In 2016, Canada’s Office of the Auditor General released a report highlighting that Health Canada’s regulatory approach to toxics is weak. The report goes on to say that this approach falls short of ensuring the safety of consumers from harmful chemicals found in household products and cosmetics. More recently, an internal Health Canada memo warned that an increasing number of consumer goods—like sofas, mattresses, and clothing—are treated with pesticides and antibacterials like triclosan, something that Health Canada or consumers would never know without testing.
These are clear signs that Canada’s regulatory approach to toxics is broken, and that we need to make changes to our current laws.
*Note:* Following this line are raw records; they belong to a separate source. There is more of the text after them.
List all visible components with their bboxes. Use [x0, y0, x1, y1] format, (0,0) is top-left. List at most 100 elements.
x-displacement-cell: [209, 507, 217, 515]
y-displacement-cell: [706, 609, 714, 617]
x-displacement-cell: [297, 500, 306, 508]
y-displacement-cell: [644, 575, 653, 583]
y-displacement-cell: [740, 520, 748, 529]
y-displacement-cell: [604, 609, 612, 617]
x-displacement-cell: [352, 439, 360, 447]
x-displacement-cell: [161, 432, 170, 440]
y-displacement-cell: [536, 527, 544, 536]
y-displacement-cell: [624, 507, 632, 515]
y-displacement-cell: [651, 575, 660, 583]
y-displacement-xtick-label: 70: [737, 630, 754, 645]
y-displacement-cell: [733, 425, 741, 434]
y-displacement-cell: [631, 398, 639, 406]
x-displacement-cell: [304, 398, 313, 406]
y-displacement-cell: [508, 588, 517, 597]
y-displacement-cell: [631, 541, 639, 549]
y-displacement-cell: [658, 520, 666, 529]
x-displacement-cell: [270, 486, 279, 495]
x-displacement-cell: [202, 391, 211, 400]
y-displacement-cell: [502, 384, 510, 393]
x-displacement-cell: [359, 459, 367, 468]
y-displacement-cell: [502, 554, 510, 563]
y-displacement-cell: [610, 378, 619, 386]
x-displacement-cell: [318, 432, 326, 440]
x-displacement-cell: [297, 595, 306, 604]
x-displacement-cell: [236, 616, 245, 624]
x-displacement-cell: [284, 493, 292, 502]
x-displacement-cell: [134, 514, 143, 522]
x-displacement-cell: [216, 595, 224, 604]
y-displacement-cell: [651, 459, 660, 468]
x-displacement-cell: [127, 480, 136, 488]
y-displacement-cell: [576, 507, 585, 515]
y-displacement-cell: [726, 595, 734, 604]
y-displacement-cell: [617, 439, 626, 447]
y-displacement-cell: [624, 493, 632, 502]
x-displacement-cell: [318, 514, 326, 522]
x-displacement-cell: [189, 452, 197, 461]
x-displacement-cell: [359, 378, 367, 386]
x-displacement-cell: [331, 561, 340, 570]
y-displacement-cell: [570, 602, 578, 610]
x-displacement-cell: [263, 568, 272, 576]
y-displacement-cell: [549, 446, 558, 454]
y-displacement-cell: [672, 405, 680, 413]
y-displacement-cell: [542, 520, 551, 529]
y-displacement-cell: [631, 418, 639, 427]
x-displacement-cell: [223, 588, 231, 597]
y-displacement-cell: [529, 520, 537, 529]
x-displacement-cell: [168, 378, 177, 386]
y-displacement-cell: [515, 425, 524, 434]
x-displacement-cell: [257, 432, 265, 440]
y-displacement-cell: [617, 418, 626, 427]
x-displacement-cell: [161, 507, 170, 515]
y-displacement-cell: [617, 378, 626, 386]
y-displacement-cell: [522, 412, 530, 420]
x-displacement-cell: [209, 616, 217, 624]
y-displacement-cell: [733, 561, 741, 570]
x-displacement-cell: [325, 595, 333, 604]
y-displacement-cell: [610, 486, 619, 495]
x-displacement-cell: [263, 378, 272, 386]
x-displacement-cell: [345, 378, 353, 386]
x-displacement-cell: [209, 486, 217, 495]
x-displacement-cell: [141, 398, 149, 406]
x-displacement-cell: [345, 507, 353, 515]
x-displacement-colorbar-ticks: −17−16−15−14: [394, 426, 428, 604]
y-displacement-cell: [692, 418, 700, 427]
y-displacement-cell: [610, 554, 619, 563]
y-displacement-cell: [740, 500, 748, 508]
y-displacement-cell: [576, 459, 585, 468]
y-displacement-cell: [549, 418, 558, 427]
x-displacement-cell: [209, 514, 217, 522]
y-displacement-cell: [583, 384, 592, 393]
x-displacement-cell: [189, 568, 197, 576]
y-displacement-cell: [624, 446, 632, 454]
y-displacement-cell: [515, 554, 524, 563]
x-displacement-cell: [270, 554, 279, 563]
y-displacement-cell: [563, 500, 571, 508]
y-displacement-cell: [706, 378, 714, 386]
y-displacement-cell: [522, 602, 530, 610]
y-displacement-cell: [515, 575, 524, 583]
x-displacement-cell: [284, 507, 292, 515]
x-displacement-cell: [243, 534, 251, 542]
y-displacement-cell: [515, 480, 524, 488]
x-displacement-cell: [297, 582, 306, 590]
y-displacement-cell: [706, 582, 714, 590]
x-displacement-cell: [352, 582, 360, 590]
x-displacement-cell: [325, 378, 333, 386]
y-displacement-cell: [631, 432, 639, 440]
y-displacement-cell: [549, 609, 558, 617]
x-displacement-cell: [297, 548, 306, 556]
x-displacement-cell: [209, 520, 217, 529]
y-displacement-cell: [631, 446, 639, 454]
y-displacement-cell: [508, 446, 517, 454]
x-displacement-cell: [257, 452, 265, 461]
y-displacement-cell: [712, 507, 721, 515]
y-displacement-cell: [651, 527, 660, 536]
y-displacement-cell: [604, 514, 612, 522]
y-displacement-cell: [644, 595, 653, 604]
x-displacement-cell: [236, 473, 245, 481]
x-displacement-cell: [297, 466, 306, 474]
The Canadian Environmental Protection Act (CEPA), Canada’s toxics law, is now two decades old and is ready for a makeover.
Right now, we have a golden opportunity to better protect Canadians and the environment from toxics that hide in our daily household and personal care products. The federal Minister of Environment and Climate Change has committed to making improvements to the law. However, she hasn’t said when the new law would be brought to Parliament. We are concerned that the clock is ticking on the remainder of the current government’s mandate.